図13及び図14に示すように、変形例3のドレン部材30Eは、上記したドレン部材30の蓋部材31の外径を小径にした蓋部材31Eを有している。図15に示すように、蓋部材31Eの外径は、鍔部72の外径よりも小径であり、複数の縦リブ33の外接円の直径よりも小径となっている。複数の縦リブ33の外接円の直径は、鍔部72の外径と同等になっている。
【0109】
図16に示すように、ごみ除け部材90Eは、有孔の円板状である。ごみ除け部材90Eの外径は、絞り部53Cの筒状部53aの内径よりも若干小径となっている。ごみ除け部材90Eの内径は、図13及び図14に示すように、鍔部72の外径よりも小径であって、蓋部材31Eの外径よりも大径になっている。図16に示すように、ごみ除け部材90Eの内周部には、径方向外方に凹む凹部90Eaが、ドレン部材30Eの縦リブ33と同数設けられている。
【0110】
ごみ除け部材90Eは、ドレン部材30Eに、ドレン部材30Eの軸方向における蓋部材31E側から配置される。そして、ごみ除け部材90Eは、複数の凹部90Eaが、複数の縦リブ33に嵌合された後、図13に示すように、装着筒32の鍔部72に載置される。そして、必要により、ごみ除け部材90Eがドレン部材30Eに接着されて固定される。
【0111】
この変形例3においても、ドレン部材30E及びごみ除け部材90Eが取り付けられた状態の配管80を、変形例1の施工例と同様にして、絞り部53Cの筒状部53aに下方から挿入して連結する。この状態で、ドレン部材30Eに取り付けられたごみ除け部材90Eが、筒状部53aの軸方向において筒状部53aの上端部と位置を重ね合わせて配置されるようになっている。また、この状態で、ごみ除け部材90Eは、全周にわたって、筒状部53aの内周部との間に、吸引孔82の直径よりも小さい幅の隙間を形成する。これにより、ごみ除け部材90Eがごみの吸引孔82側への移動を抑制する。
【0112】
ここで、この変形例3において、ドレン部材30E及びごみ除け部材90Eが取り付けられる前の配管80を、変形例1の施工例と同様にして、絞り部53Cの筒状部53aに下方から挿入して連結し、その後、ドレン部材30E及びごみ除け部材90Eを、排水枡部20Cの上側から開口部20aを介して配管80に取り付けるようにしても良い。或いは、ごみ除け部材90Eが取り付けられる前のドレン部材30E及び配管80を、変形例1の施工例と同様にして、絞り部53Cの筒状部53aに下方から挿入して連結し、その後、ごみ除け部材90Eを、排水枡部20Cの上側から開口部20aを介して、ドレン部材30Eに取り付けるようにしても良い。
これらのいずれの場合も、ごみ除け部材90Eは、筒状部53aの内周部に接していても良くなる。

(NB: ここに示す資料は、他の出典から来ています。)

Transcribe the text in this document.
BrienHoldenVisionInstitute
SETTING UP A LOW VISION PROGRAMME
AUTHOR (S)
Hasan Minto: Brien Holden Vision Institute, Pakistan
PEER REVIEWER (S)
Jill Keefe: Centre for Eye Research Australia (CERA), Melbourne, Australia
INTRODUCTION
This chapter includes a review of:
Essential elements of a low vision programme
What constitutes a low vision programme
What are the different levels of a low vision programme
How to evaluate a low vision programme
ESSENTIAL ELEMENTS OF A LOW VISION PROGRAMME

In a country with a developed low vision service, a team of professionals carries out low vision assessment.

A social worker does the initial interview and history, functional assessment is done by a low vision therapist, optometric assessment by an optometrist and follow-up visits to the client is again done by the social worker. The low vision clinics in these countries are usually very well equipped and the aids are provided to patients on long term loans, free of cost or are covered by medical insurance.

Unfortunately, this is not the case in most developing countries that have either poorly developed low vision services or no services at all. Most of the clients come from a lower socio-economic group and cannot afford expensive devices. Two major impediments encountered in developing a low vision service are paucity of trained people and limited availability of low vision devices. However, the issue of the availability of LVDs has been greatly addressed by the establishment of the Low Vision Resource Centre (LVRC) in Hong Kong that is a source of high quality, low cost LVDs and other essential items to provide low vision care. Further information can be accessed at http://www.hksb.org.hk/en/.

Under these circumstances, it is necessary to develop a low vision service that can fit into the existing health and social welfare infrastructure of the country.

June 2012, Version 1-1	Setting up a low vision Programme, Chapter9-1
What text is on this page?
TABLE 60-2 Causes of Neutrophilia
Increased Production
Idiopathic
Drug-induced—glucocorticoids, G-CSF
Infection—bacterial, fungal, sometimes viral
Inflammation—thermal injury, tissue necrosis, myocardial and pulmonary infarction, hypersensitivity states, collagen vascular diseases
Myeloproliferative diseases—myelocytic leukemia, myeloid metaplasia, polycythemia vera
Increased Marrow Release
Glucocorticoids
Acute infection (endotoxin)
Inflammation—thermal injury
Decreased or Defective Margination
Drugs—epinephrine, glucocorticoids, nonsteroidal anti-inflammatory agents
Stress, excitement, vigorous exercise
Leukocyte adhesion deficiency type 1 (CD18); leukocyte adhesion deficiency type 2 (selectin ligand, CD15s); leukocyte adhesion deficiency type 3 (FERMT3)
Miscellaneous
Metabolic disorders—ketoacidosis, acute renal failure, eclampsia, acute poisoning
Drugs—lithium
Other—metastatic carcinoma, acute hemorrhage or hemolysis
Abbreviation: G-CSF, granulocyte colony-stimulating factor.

また、これらのいずれの場合も、ごみ除け部材90Eを絞り部53Cの筒状部53aよりも上側に配置すれば、筒状部53aの内径よりも大きなごみ除け部材90Eをドレン部材30Eに取り付けることが可能となる。この場合も、ごみ除け部材90Eを排水枡部本体25の内面に接するように拡げることが可能である。
【0113】
なお、本発明の技術的範囲は前記実施形態に限定されるものではなく、本発明の趣旨を逸脱しない範囲において種々の変更を加えることが可能である。
【0114】
前記実施形態では、排水枡部20内において吸引孔82の上方にごみ除け部材90を設けた例について説明したが、ごみ除け部材90を設けなくてもよい。
前記実施形態では、絞り部53の筒状部53a内にで、かつ吸引孔82の上方に集水管100を設けた例について説明したが、集水管100を設けなくてもよい。
【0115】
その他、本発明の趣旨に逸脱しない範囲で、前記実施形態における構成要素を周知の構成要素に置き換えることは適宜可能であり、また、前記した変形例を適宜組み合わせてもよい。
【符号の説明】
【0116】
1…排水構造、20…排水枡部(枡)、30…ドレン部材、53b…底面(底板)、80…配管(管)、80a…配管の上端、82…吸引孔、90…ごみ除け部材、100…集水管。